Last week, the Office of Management and Budget and the General Services Administration announced the 2019 Gears of Government Hall of Winners. It’s a new feature on Performance.gov that honors more than 150 individuals and teams, from more than 20 federal agencies, who have improved the lives of others or made our government better. These success stories don’t often make headlines, but they display the tremendous impact public servants are making across government and throughout our country.

“Federal employees work every day to deliver mission, service and stewardship for the American people,” said Margaret Weichert, deputy director for OMB and acting director at the Office of Personnel Management. “The Gears of Government Awards celebrate the profound impacts that feds are having across the United States, whether it’s combating identity theft, improving life for veterans or making medications more affordable.”

One of the best ways to help our government continue to improve is to highlight the many ways it’s performing well. Recognition is more than just making people feel good—it encourages high performers to get even better, take on bigger challenges and learn best practices from one another. When those lessons and best practices spread throughout the federal workforce, performance as a whole will improve.

At the Partnership, we know excellence in public service is the norm, not the exception. Our goal is to make recognition of government’s success stories the norm, not the exception. Through our annual Samuel J. Heyman Service to America Medals, we’ve highlighted more than 500 individuals and teams for their outstanding accomplishments. The Sammies have generated local and national news coverage, including stories in TIME, The Atlantic, The Washington Post, Fox News, NPR and more. 

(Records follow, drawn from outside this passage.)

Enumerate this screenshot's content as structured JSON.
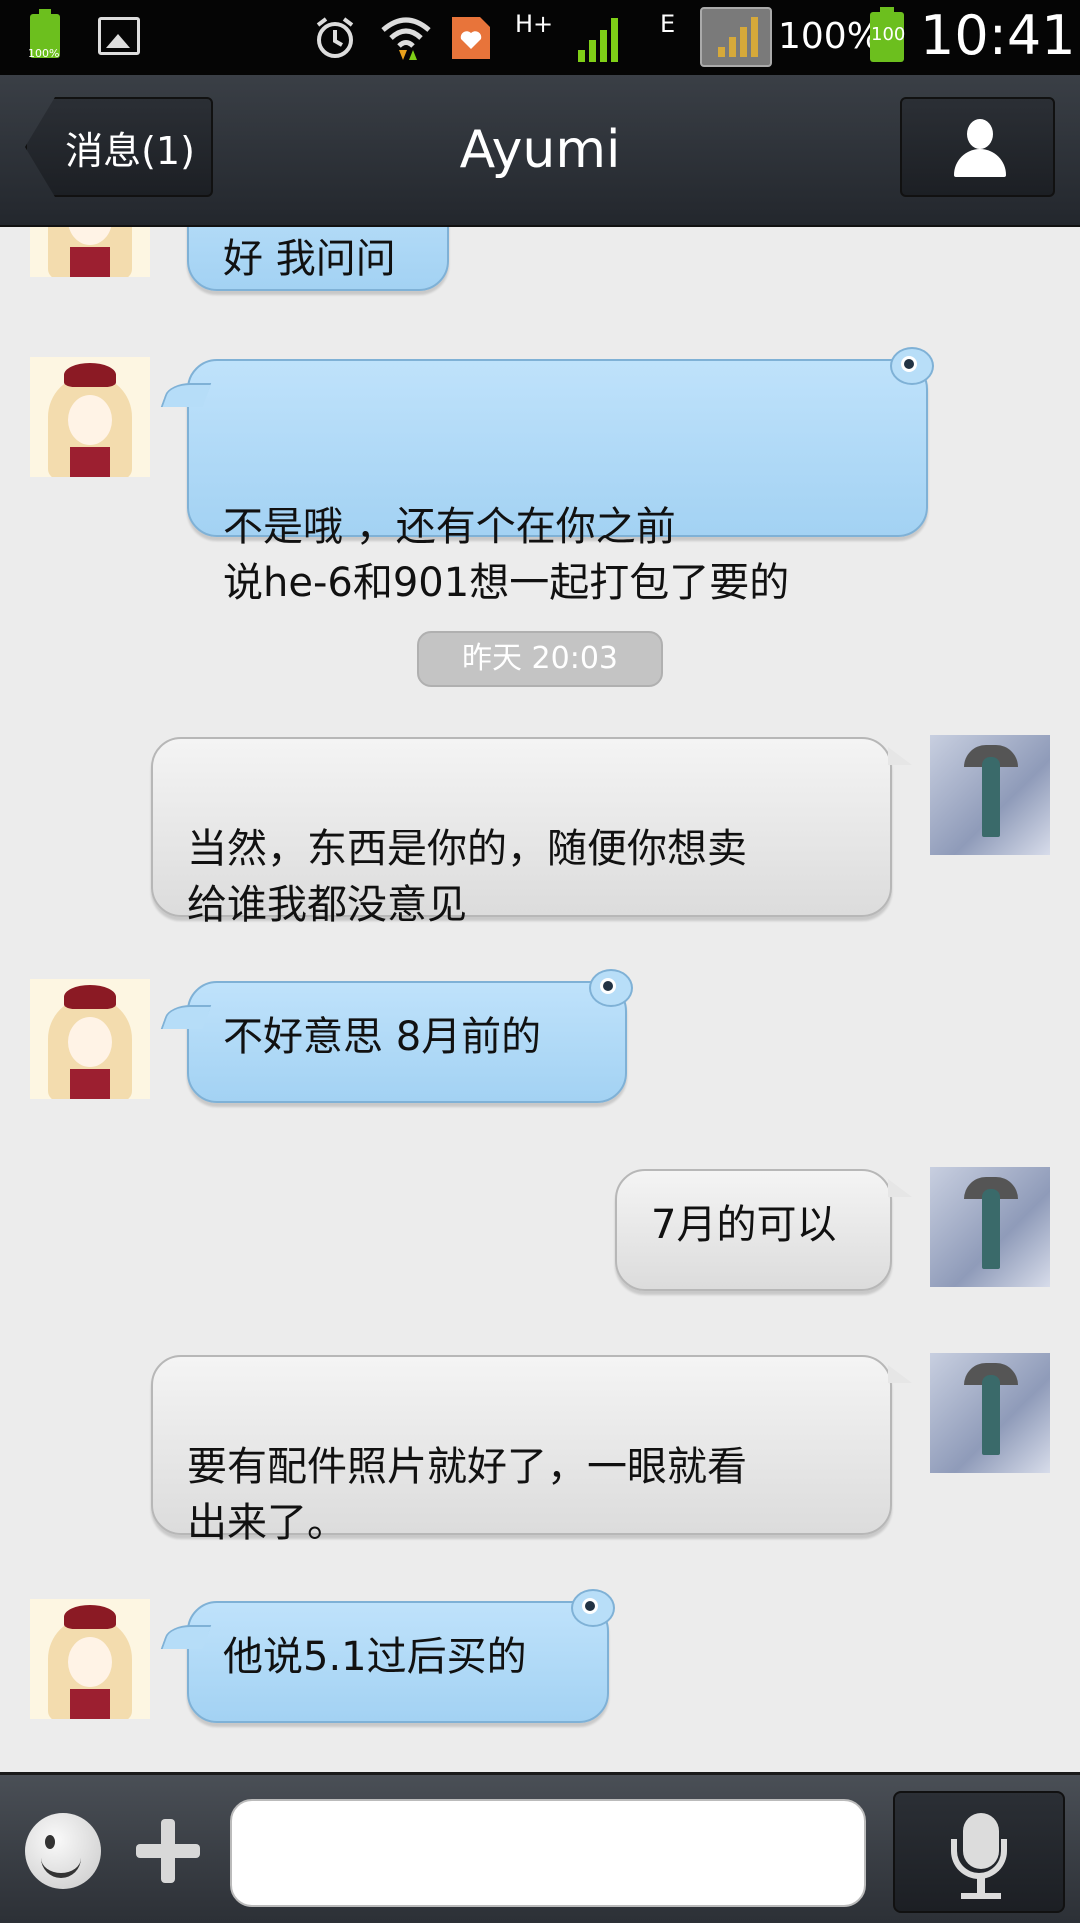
{
  "status_bar": {
    "battery_small_label": "100%",
    "network_type": "H+",
    "network_type2": "E",
    "battery_percent": "100%",
    "battery_icon_label": "100",
    "time": "10:41"
  },
  "nav": {
    "back_label": "消息(1)",
    "title": "Ayumi"
  },
  "chat": {
    "messages": [
      {
        "sender": "Ayumi",
        "text": "好 我问问"
      },
      {
        "sender": "Ayumi",
        "text": "不是哦 ，还有个在你之前\n说he-6和901想一起打包了要的"
      },
      {
        "sender": "me",
        "text": "当然，东西是你的，随便你想卖\n给谁我都没意见"
      },
      {
        "sender": "Ayumi",
        "text": "不好意思 8月前的"
      },
      {
        "sender": "me",
        "text": "7月的可以"
      },
      {
        "sender": "me",
        "text": "要有配件照片就好了，一眼就看\n出来了。"
      },
      {
        "sender": "Ayumi",
        "text": "他说5.1过后买的"
      }
    ],
    "timestamp": "昨天 20:03"
  },
  "input": {
    "value": ""
  },
  "icons": {
    "back": "chevron-left",
    "profile": "person-icon",
    "emoji": "smiley-icon",
    "attach": "plus-icon",
    "voice": "microphone-icon"
  },
  "colors": {
    "incoming_bubble": "#a3d2f3",
    "outgoing_bubble": "#e6e6e6",
    "navbar": "#2b2f35",
    "chat_bg": "#ececec"
  }
}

Recognition is more than media attention. It’s often as simple as noticing and saying thank you to airport security officers, park rangers or any other federal workers you interact with. Let them know their work is valued and appreciated, even when no crisis is involved. If you happen to work with high-performing federal employees, celebrate their achievements and nominate them for the Service to America Medals program, government-wide programs such as the Gears of Government Awards, and your agency’s tailored recognition programs.

Finally, help us share these stories. Encourage your friends and family members to check out the Gears of Government and Sammies honorees. Give the finalists and award winners a shoutout on social media. Help make recognition in government the norm.

Jim Seymour is the director of programs and events at the Partnership for Public Service.